The Golden Bough

From ArticleWorld

The Golden Bough is a seminal, if flawed, work of comparative anthropology. Its author, Sir James Frazer was one of the earliest anthropologists albeit an armchair one. Published in 1890, The Golden Bough is noted for its vast catalog of references to mythology and religions from around the world, as well as its influence on English influence on English literature and psychology.
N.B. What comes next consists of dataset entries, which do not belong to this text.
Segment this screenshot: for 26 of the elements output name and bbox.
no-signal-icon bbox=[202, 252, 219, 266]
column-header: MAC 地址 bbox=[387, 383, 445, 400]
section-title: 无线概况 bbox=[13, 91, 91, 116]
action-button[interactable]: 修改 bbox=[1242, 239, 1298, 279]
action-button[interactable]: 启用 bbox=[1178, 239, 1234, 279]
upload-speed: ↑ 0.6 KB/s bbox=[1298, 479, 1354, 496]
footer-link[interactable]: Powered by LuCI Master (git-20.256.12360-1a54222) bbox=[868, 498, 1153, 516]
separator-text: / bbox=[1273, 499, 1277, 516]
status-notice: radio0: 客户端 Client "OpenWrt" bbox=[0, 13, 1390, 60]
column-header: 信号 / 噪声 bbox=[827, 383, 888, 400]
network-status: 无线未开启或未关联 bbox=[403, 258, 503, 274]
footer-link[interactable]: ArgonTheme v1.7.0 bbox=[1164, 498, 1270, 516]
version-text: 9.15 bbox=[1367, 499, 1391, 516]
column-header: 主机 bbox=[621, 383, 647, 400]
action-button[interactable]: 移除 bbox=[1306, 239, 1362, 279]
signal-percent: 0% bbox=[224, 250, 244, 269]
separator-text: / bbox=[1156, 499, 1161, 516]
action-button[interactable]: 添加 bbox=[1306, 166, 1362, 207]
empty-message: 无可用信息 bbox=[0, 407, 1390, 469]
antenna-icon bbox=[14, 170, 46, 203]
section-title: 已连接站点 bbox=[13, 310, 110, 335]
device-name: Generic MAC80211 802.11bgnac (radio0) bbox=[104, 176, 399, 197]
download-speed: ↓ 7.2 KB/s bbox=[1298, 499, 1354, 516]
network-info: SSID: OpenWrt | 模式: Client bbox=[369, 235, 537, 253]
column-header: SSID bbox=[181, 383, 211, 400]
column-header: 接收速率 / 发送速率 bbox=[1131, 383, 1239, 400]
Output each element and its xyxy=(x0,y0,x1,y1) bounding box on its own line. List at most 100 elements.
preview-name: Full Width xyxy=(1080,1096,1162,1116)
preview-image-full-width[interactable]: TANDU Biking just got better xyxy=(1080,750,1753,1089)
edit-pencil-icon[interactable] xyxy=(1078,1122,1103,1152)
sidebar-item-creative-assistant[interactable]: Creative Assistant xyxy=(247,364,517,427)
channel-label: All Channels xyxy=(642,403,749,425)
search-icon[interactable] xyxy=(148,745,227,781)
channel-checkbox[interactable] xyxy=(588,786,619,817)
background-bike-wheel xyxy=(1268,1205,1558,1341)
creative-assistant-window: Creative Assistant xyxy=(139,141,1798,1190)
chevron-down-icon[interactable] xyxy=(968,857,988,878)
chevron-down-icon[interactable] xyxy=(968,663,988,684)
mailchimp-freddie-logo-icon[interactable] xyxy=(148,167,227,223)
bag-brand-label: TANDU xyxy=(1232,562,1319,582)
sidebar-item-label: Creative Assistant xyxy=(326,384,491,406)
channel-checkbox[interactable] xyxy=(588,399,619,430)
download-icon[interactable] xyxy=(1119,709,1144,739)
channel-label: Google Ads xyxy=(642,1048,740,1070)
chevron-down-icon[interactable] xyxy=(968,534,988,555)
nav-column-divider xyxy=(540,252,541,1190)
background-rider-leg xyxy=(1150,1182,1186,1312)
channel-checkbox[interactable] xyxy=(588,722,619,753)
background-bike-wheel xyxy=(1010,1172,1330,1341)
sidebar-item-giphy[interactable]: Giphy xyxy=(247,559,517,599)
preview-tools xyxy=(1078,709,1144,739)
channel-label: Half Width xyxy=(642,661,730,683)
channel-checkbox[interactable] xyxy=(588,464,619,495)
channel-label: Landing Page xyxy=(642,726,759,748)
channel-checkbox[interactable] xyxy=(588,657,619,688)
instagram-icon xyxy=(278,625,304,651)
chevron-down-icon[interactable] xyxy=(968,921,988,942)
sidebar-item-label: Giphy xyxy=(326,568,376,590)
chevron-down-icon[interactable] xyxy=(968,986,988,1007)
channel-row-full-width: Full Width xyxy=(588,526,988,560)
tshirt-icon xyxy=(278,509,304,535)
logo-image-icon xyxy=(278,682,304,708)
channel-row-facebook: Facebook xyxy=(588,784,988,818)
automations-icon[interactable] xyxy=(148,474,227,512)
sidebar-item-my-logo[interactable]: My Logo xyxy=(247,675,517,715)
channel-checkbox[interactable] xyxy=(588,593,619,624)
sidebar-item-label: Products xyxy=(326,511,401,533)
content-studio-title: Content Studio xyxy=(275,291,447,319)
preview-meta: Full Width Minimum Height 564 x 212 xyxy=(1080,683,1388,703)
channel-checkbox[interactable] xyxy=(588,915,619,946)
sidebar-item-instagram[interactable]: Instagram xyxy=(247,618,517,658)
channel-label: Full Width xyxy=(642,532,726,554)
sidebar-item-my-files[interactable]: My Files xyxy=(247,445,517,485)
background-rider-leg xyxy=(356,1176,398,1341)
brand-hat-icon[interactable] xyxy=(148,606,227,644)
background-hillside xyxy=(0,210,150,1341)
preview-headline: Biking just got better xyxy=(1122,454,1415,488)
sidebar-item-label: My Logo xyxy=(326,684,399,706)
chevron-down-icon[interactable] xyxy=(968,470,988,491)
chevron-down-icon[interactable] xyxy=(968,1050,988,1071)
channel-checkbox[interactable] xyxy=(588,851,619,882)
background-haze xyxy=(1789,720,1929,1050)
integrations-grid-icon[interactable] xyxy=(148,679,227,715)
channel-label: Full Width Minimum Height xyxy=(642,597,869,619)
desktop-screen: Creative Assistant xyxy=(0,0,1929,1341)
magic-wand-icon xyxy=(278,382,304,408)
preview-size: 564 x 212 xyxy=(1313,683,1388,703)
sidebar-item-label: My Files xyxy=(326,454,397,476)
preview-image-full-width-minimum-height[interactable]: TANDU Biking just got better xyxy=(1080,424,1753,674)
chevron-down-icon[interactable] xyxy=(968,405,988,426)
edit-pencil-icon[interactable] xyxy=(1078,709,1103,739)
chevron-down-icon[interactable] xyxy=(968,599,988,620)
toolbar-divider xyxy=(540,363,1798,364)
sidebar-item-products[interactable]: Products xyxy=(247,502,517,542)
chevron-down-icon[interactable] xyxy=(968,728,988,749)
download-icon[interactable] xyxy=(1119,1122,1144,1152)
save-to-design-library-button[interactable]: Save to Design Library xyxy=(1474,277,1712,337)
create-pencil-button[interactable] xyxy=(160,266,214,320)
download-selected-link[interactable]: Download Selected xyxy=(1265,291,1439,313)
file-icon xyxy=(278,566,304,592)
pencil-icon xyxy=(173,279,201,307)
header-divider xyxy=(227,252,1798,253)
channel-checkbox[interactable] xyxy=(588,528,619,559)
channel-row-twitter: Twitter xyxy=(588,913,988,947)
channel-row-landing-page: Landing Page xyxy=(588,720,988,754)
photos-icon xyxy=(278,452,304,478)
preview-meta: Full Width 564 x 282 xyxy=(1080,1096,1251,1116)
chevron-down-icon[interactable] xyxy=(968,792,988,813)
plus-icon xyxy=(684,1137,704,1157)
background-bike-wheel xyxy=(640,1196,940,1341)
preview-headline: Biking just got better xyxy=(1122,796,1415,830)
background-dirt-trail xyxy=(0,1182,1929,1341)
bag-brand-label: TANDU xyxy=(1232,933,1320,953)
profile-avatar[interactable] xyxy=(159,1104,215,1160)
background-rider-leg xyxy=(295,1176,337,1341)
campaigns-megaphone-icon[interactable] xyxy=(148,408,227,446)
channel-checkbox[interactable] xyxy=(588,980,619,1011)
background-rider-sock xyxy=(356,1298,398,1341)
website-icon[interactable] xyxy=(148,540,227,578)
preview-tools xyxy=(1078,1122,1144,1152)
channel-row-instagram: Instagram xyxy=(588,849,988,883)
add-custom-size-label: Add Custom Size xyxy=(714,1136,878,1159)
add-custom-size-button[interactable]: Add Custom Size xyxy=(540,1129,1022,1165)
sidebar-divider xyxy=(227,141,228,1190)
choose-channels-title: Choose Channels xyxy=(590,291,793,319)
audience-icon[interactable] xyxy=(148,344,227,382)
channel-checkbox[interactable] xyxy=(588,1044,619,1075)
Frazer worked on a particular concern of early anthropologists, the idea of universal patterns of thought and behavior. Thus, The Golden Bough is remarkably even-handed in its descriptions, and does not hesitate to compare so-called primitive religions with Christianity at a time when the latter was being pushed in indigenous communities around the world. While the comparative approach has fallen into disfavor among anthropologists, and on a number of occasions Frazer stretches his data to meet his interpretations, The Golden Bough remains an astonishing compilation, including pagan rituals and details of fertility cults. Some of Frazer's work is accepted to this day. His writing on symbols and magic, particularly sympathetic magic, remains a touchstone for many anthropologists.


The Golden Bough was also a huge influence on major thinkers and writers of the first half of the 20th century. Carl Jung's theory of a collective unconscious was inspired by Frazer's work, as was The Wasteland by T.S. Eliot. Ludwig Wittgenstein's notes on the book have been published, and Ezra Pound, James Joyce, Mary Renault, Joseph Campbell, W.B. Yeats and D.H. Lawrence have all acknowledged its importance in their intellectual and artistic development.